La Corte di appello di Lecce, con la sentenza n. 718/2022 del 22 giugno 2022, ha offerto interessanti spunti per affrontare la questione relativa alla possibilità, in sede contrattuale, di derogare alle regole in tema di legittimazione passiva condominiale.

Il caso

La questione prende le mosse da un contratto di appalto per lavori di ristrutturazione dell’edificio condominiale in cui le parti avevano inserito una clausola in virtù della quale l’appaltatore avrebbe potuto agire esclusivamente, per soddisfare le relative pretese creditorie, nei confronti dei singoli condomini morosi e non già nei confronti del condominio unitariamente inteso.

Non avendo ricevuto la somma dovuta, l’impresa appaltatrice agiva in giudizio con ricorso per decreto ingiuntivo contro cui il condominio eccepiva il proprio difetto di legittimazione passiva come da clausola contrattualmente convenuta. Il Tribunale di Lecce rigettava l’opposizione del condominio che ritualmente impugnava la pronuncia dinanzi alla Corte di appello.

L’appellante ha censurato la sentenza nella parte in cui non ha accolto l’eccezione di difetto di legittimazione passiva statuendo che solo il condominio, in qualità di sottoscrittore del contratto di appalto, poteva resistere in giudizio in ossequio all’assunzione degli obblighi rivenienti dal negozio stipulato.

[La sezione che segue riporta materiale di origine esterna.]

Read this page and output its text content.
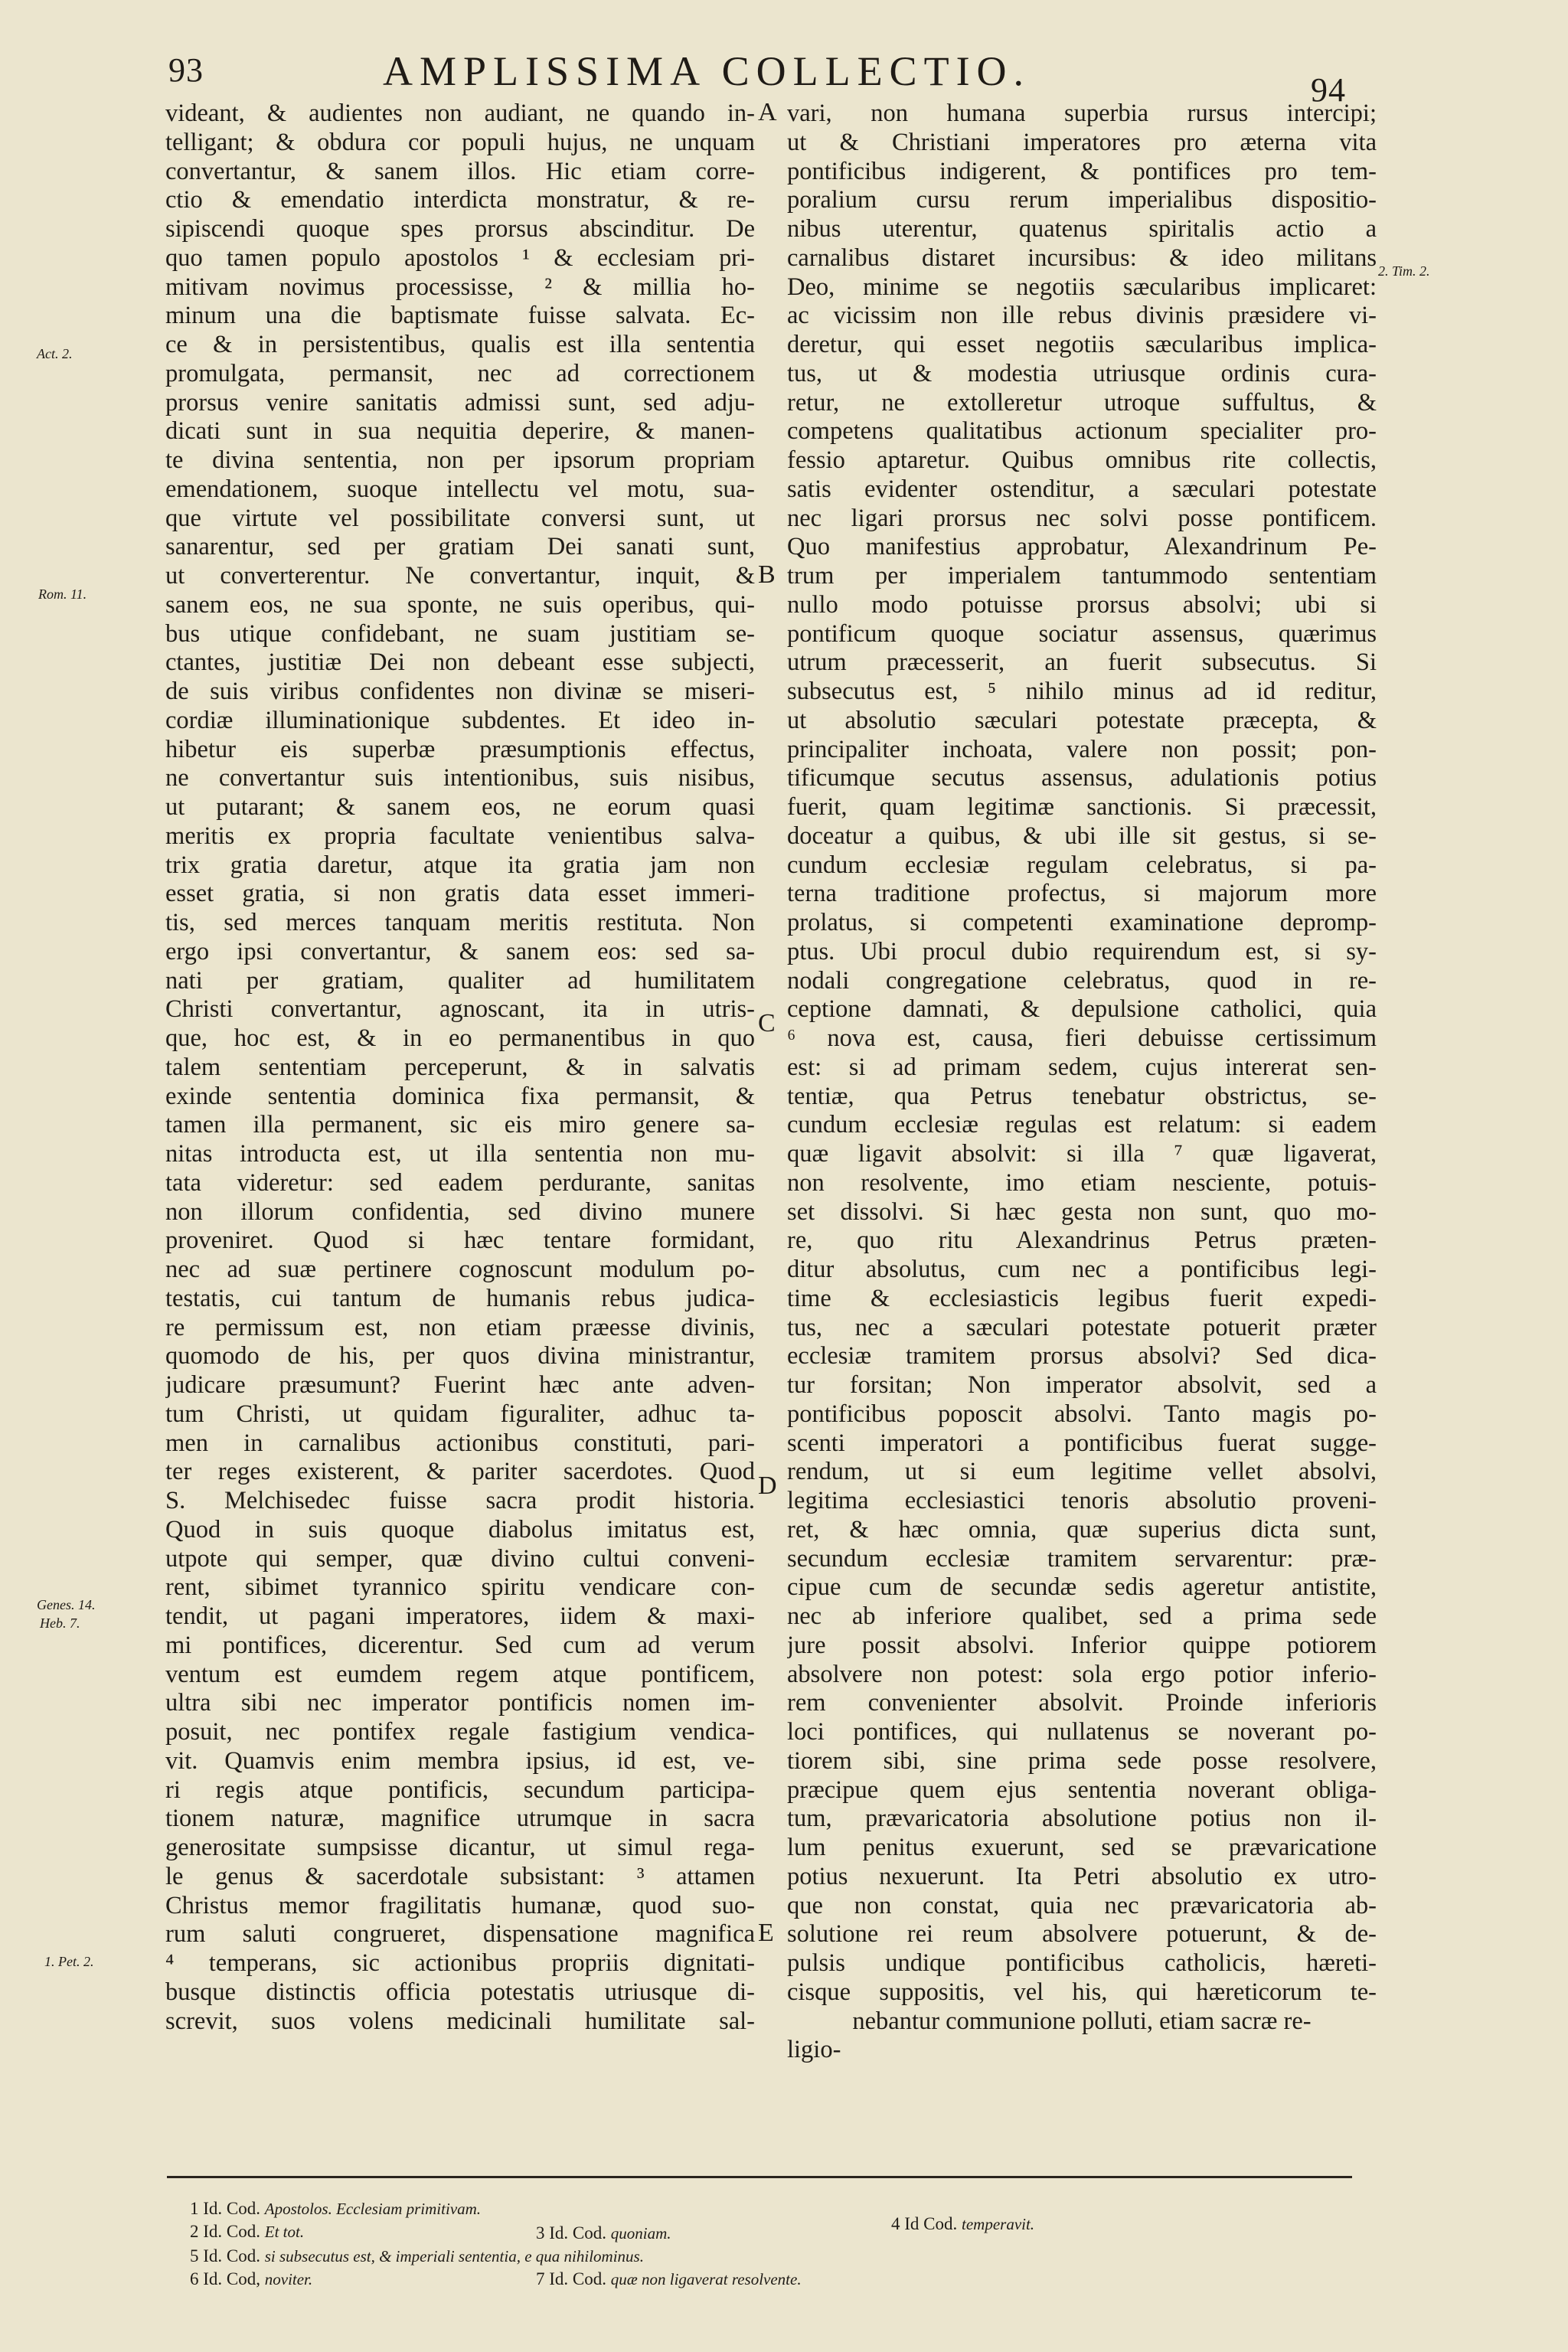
93	AMPLISSIMA COLLECTIO.	94
videant, & audientes non audiant, ne quando in-
telligant; & obdura cor populi hujus, ne unquam
convertantur, & sanem illos. Hic etiam corre-
ctio & emendatio interdicta monstratur, & re-
sipiscendi quoque spes prorsus abscinditur. De
quo tamen populo apostolos ¹ & ecclesiam pri-
mitivam novimus processisse, ² & millia ho-
minum una die baptismate fuisse salvata. Ec-
ce & in persistentibus, qualis est illa sententia
promulgata, permansit, nec ad correctionem
prorsus venire sanitatis admissi sunt, sed adju-
dicati sunt in sua nequitia deperire, & manen-
te divina sententia, non per ipsorum propriam
emendationem, suoque intellectu vel motu, sua-
que virtute vel possibilitate conversi sunt, ut
sanarentur, sed per gratiam Dei sanati sunt,
ut converterentur. Ne convertantur, inquit, &
sanem eos, ne sua sponte, ne suis operibus, qui-
bus utique confidebant, ne suam justitiam se-
ctantes, justitiæ Dei non debeant esse subjecti,
de suis viribus confidentes non divinæ se miseri-
cordiæ illuminationique subdentes. Et ideo in-
hibetur eis superbæ præsumptionis effectus,
ne convertantur suis intentionibus, suis nisibus,
ut putarant; & sanem eos, ne eorum quasi
meritis ex propria facultate venientibus salva-
trix gratia daretur, atque ita gratia jam non
esset gratia, si non gratis data esset immeri-
tis, sed merces tanquam meritis restituta. Non
ergo ipsi convertantur, & sanem eos: sed sa-
nati per gratiam, qualiter ad humilitatem
Christi convertantur, agnoscant, ita in utris-
que, hoc est, & in eo permanentibus in quo
talem sententiam perceperunt, & in salvatis
exinde sententia dominica fixa permansit, &
tamen illa permanent, sic eis miro genere sa-
nitas introducta est, ut illa sententia non mu-
tata videretur: sed eadem perdurante, sanitas
non illorum confidentia, sed divino munere
proveniret. Quod si hæc tentare formidant,
nec ad suæ pertinere cognoscunt modulum po-
testatis, cui tantum de humanis rebus judica-
re permissum est, non etiam præesse divinis,
quomodo de his, per quos divina ministrantur,
judicare præsumunt? Fuerint hæc ante adven-
tum Christi, ut quidam figuraliter, adhuc ta-
men in carnalibus actionibus constituti, pari-
ter reges existerent, & pariter sacerdotes. Quod
S. Melchisedec fuisse sacra prodit historia.
Quod in suis quoque diabolus imitatus est,
utpote qui semper, quæ divino cultui conveni-
rent, sibimet tyrannico spiritu vendicare con-
tendit, ut pagani imperatores, iidem & maxi-
mi pontifices, dicerentur. Sed cum ad verum
ventum est eumdem regem atque pontificem,
ultra sibi nec imperator pontificis nomen im-
posuit, nec pontifex regale fastigium vendica-
vit. Quamvis enim membra ipsius, id est, ve-
ri regis atque pontificis, secundum participa-
tionem naturæ, magnifice utrumque in sacra
generositate sumpsisse dicantur, ut simul rega-
le genus & sacerdotale subsistant: ³ attamen
Christus memor fragilitatis humanæ, quod suo-
rum saluti congrueret, dispensatione magnifica
⁴ temperans, sic actionibus propriis dignitati-
busque distinctis officia potestatis utriusque di-
screvit, suos volens medicinali humilitate sal-
vari, non humana superbia rursus intercipi;
ut & Christiani imperatores pro æterna vita
pontificibus indigerent, & pontifices pro tem-
poralium cursu rerum imperialibus dispositio-
nibus uterentur, quatenus spiritalis actio a
carnalibus distaret incursibus: & ideo militans
Deo, minime se negotiis sæcularibus implicaret:
ac vicissim non ille rebus divinis præsidere vi-
deretur, qui esset negotiis sæcularibus implica-
tus, ut & modestia utriusque ordinis cura-
retur, ne extolleretur utroque suffultus, &
competens qualitatibus actionum specialiter pro-
fessio aptaretur. Quibus omnibus rite collectis,
satis evidenter ostenditur, a sæculari potestate
nec ligari prorsus nec solvi posse pontificem.
Quo manifestius approbatur, Alexandrinum Pe-
trum per imperialem tantummodo sententiam
nullo modo potuisse prorsus absolvi; ubi si
pontificum quoque sociatur assensus, quærimus
utrum præcesserit, an fuerit subsecutus. Si
subsecutus est, ⁵ nihilo minus ad id reditur,
ut absolutio sæculari potestate præcepta, &
principaliter inchoata, valere non possit; pon-
tificumque secutus assensus, adulationis potius
fuerit, quam legitimæ sanctionis. Si præcessit,
doceatur a quibus, & ubi ille sit gestus, si se-
cundum ecclesiæ regulam celebratus, si pa-
terna traditione profectus, si majorum more
prolatus, si competenti examinatione depromp-
ptus. Ubi procul dubio requirendum est, si sy-
nodali congregatione celebratus, quod in re-
ceptione damnati, & depulsione catholici, quia
⁶ nova est, causa, fieri debuisse certissimum
est: si ad primam sedem, cujus intererat sen-
tentiæ, qua Petrus tenebatur obstrictus, se-
cundum ecclesiæ regulas est relatum: si eadem
quæ ligavit absolvit: si illa ⁷ quæ ligaverat,
non resolvente, imo etiam nesciente, potuis-
set dissolvi. Si hæc gesta non sunt, quo mo-
re, quo ritu Alexandrinus Petrus præten-
ditur absolutus, cum nec a pontificibus legi-
time & ecclesiasticis legibus fuerit expedi-
tus, nec a sæculari potestate potuerit præter
ecclesiæ tramitem prorsus absolvi? Sed dica-
tur forsitan; Non imperator absolvit, sed a
pontificibus poposcit absolvi. Tanto magis po-
scenti imperatori a pontificibus fuerat sugge-
rendum, ut si eum legitime vellet absolvi,
legitima ecclesiastici tenoris absolutio proveni-
ret, & hæc omnia, quæ superius dicta sunt,
secundum ecclesiæ tramitem servarentur: præ-
cipue cum de secundæ sedis ageretur antistite,
nec ab inferiore qualibet, sed a prima sede
jure possit absolvi. Inferior quippe potiorem
absolvere non potest: sola ergo potior inferio-
rem convenienter absolvit. Proinde inferioris
loci pontifices, qui nullatenus se noverant po-
tiorem sibi, sine prima sede posse resolvere,
præcipue quem ejus sententia noverant obliga-
tum, prævaricatoria absolutione potius non il-
lum penitus exuerunt, sed se prævaricatione
potius nexuerunt. Ita Petri absolutio ex utro-
que non constat, quia nec prævaricatoria ab-
solutione rei reum absolvere potuerunt, & de-
pulsis undique pontificibus catholicis, hæreti-
cisque suppositis, vel his, qui hæreticorum te-
nebantur communione polluti, etiam sacræ re-
ligio-
Act. 2.
Rom. 11.
2. Tim. 2.
Genes. 14.
Heb. 7.
1. Pet. 2.
A
B
C
D
E
1 Id. Cod. Apostolos. Ecclesiam primitivam.
2 Id. Cod. Et tot.	3 Id. Cod. quoniam.	4 Id Cod. temperavit.
5 Id. Cod. si subsecutus est, & imperiali sententia, e qua nihilominus.
6 Id. Cod, noviter.	7 Id. Cod. quæ non ligaverat resolvente.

In secondo luogo, si doleva della pronuncia nella parte in cui ha respinto la domanda riconvenzionale ritenendo che gli assunti dell’opponente, relativi nella specie al ritardo nell’esecuzione dei lavori, non fossero stati adeguatamente provati.

La Corte di appello, accogliendo le doglianze, ha dichiarato il difetto di legittimazione passiva del condominio statuendo che, in virtù della predetta clausola, l’azione di recupero del credito vantato da parte dell’impresa avrebbe dovuto essere obbligatoriamente esercitata solo ed esclusivamente nei confronti dei condomini morosi non coinvolgendo affatto i «condomini virtuosi».

Ha, inoltre, accertato che il ritardo nello svolgimento dei lavori rispetto al termine previsto per la consegna fosse imputabile esclusivamente all’impresa riconoscendo il diritto dell’appellante di conseguire il pagamento della penale per il ritardo maturato nonché la risoluzione del contratto.

Alcune osservazioni sulla pronuncia

La lettura della pronuncia suscita alcuni interrogativi.

Il primo muove dalla possibilità di derogare alla legittimazione passiva dell’amministratore di condominio, prevista dall’art. 1131, comma 2, c.c. che, secondo giurisprudenza consolidata, non incontra alcun limite in coerenza con la ratio della norma di rendere più agevole ai terzi la chiamata in giudizio del condominio (cfr. ex multis, Cass. 22886/2010Cass. 9093/2007Cass. 27447/2006Cass. 3773/2001). Ciò, tuttavia, non priva i singoli condomini della facoltà di agire o resistere a difesa dei diritti relativi all’edificio condominiale dal momento che tali poteri autonomi di azione coesistono rispetto quello che spetta ex lege all’amministratore. Dubbi sorgono, tuttavia, allorquando la deroga introdotta contrattualmente dai condomini  influisca – aggravandola – sulla posizione creditoria dell’appaltatore. Nel caso in esame, la Corte di appello ha ritenuto che quest’ultimo, già in sede di cognizione, fosse gravato dell’obbligo di chiamare in giudizio, ai fini del soddisfacimento delle sue pretese, solo i condomini morosi non potendo citare per l’intero il condominio.  Alcuna osservazione è stata condotta, tuttavia, in merito alla legittimità di tale deroga rispetto alla ratio della norma di legge ed in relazione al principio di buona fede e correttezza con riguardo al possibile aggravio processuale che l’appaltatore avrebbe subito. L’impresa appaltatrice, invero, avrebbe dovuto adire l’autorità giudiziaria per ciascun condomino moroso.

A tali riflessioni si aggiungono gli approdi della stessa giurisprudenza che ha più volte e in differenti contesti, in considerazione della scarsità del bene giustizia, censurato il frazionamento del credito quando le pretese creditorie, oltre a far capo ad un medesimo rapporto tra le stesse parti, siano anche inscrivibili nel medesimo ambito oggettivo di un possibile giudicato o, comunque, fondate sullo stesso fatto costitutivo (Cass. n. 28847/2021; Cass., ss.uu. n. 4090/2007).